Professor John McGinnis and Kirkland & Ellis associate Russell D. Mangas team up in the Wall Street Journal to suggest a major overhaul in how lawyers are educated and licensed:

The high cost of graduate legal education limits the supply of lawyers and leads to higher legal fees. And higher fees place legal services out of the reach of middle-income families at a time when increasing complexity demands more access to these services. In short, the current system leaves citizens underserved and young lawyers indebted. . . .

Here is a straightforward solution: States should permit undergraduate colleges to offer majors in law that will entitle graduates to take the bar exam. If they want to add a practical requirement, states could also ask graduates to serve one-year apprenticeships before becoming eligible for admission to the bar.

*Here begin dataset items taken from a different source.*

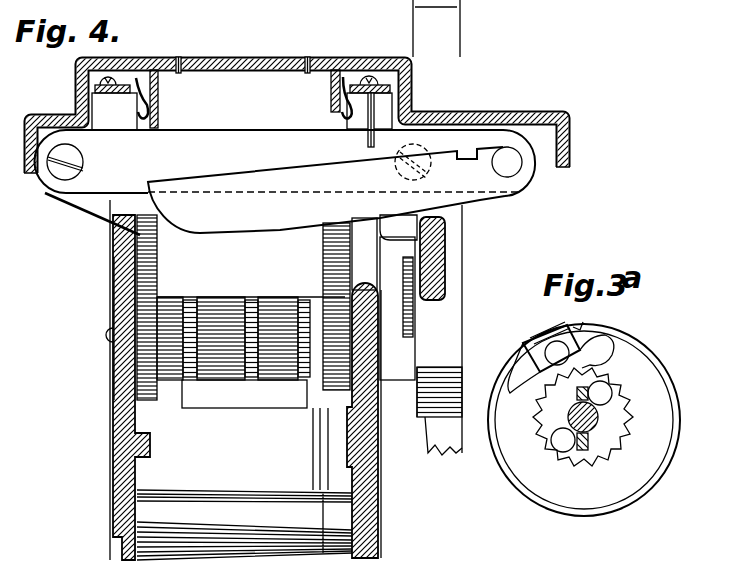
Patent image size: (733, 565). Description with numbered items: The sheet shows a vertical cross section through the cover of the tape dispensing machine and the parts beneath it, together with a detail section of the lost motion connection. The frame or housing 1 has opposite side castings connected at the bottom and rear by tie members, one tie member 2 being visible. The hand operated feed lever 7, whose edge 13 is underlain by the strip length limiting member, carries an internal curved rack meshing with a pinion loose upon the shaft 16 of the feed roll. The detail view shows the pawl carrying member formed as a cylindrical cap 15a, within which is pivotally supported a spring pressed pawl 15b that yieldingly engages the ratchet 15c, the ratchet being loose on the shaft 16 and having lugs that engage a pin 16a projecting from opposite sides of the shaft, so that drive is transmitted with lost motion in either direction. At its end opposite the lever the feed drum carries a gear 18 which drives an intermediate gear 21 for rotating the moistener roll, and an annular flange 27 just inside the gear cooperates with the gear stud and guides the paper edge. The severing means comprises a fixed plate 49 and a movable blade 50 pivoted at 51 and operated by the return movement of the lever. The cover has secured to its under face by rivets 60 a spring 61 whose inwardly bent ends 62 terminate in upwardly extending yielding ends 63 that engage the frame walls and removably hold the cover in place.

In FIG. 4, the frame or housing 1 is at (363, 437).
In FIG. 4, the tie member 2 is at (220, 500).
In FIG. 4, the feed lever 7 is at (447, 78).
In FIG. 4, the edge of the lever 13 is at (437, 260).
In FIG. 3A, the cylindrical cap 15a is at (635, 345).
In FIG. 3A, the spring pressed pawl 15b is at (602, 340).
In FIG. 3A, the ratchet 15c is at (580, 462).
In FIG. 3A, the shaft 16 is at (570, 410).
In FIG. 3A, the pin 16a is at (590, 445).
In FIG. 4, the gear 18 is at (120, 305).
In FIG. 4, the intermediate gear 21 is at (140, 363).
In FIG. 4, the annular flange 27 is at (162, 408).
In FIG. 4, the fixed plate 49 is at (105, 172).
In FIG. 4, the movable blade 50 is at (240, 177).
In FIG. 4, the pivot 51 is at (508, 158).
In FIG. 4, the rivets 60 is at (177, 58).
In FIG. 4, the spring 61 is at (237, 72).
In FIG. 4, the inwardly bent ends 62 is at (150, 118).
In FIG. 4, the yielding ends 63 is at (133, 97).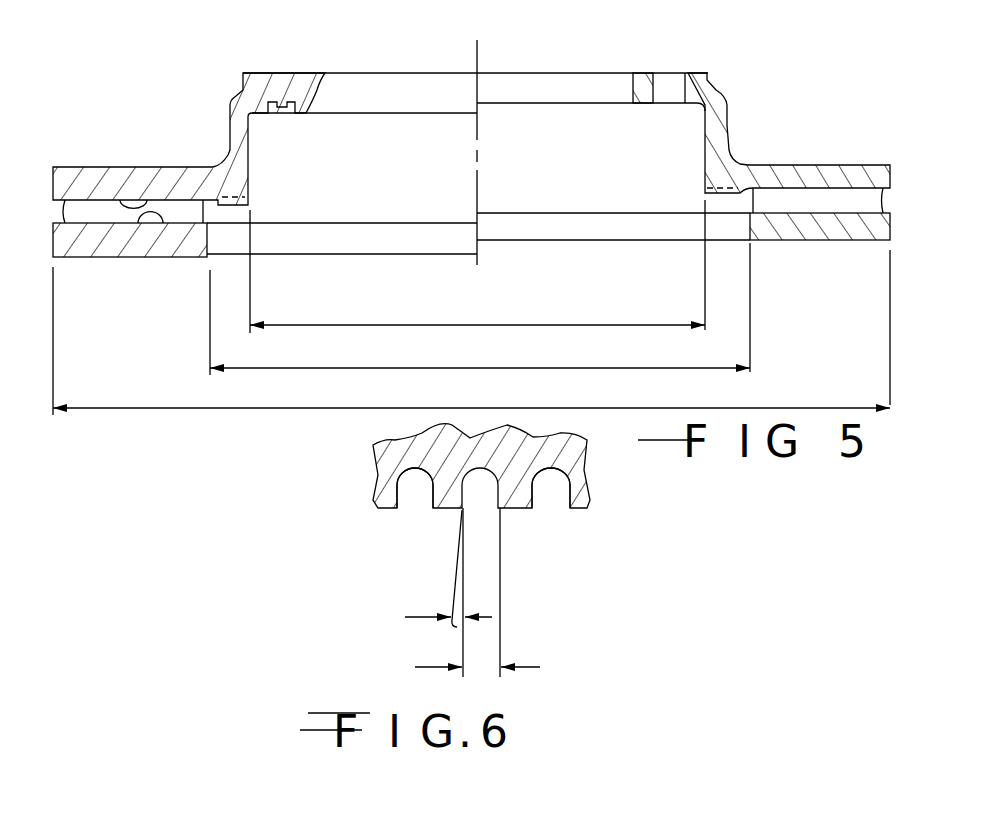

An undergraduate legal degree could be readily designed. A student could devote half of his course work to the major, which would allow him to approximate two years of legal study. There is substantial agreement in the profession that two years are enough to understand the essentials of the law—both the basics of our ancient common law and the innovations of our modern world. A one-year apprenticeship after graduation would allow young lawyers to replace the superfluous third year of law school with practical training.

This option would reduce the law school tuition to zero. And the three years of students going without income would be replaced by a year of paid apprenticeship and two years earning a living as a lawyer.

The idea of learning law as an undergraduate discipline is hardly untested. Great Britain, for instance, educates lawyers in college, not graduate school. These college-educated lawyers appear to provide legal services on par with those of their American colleagues.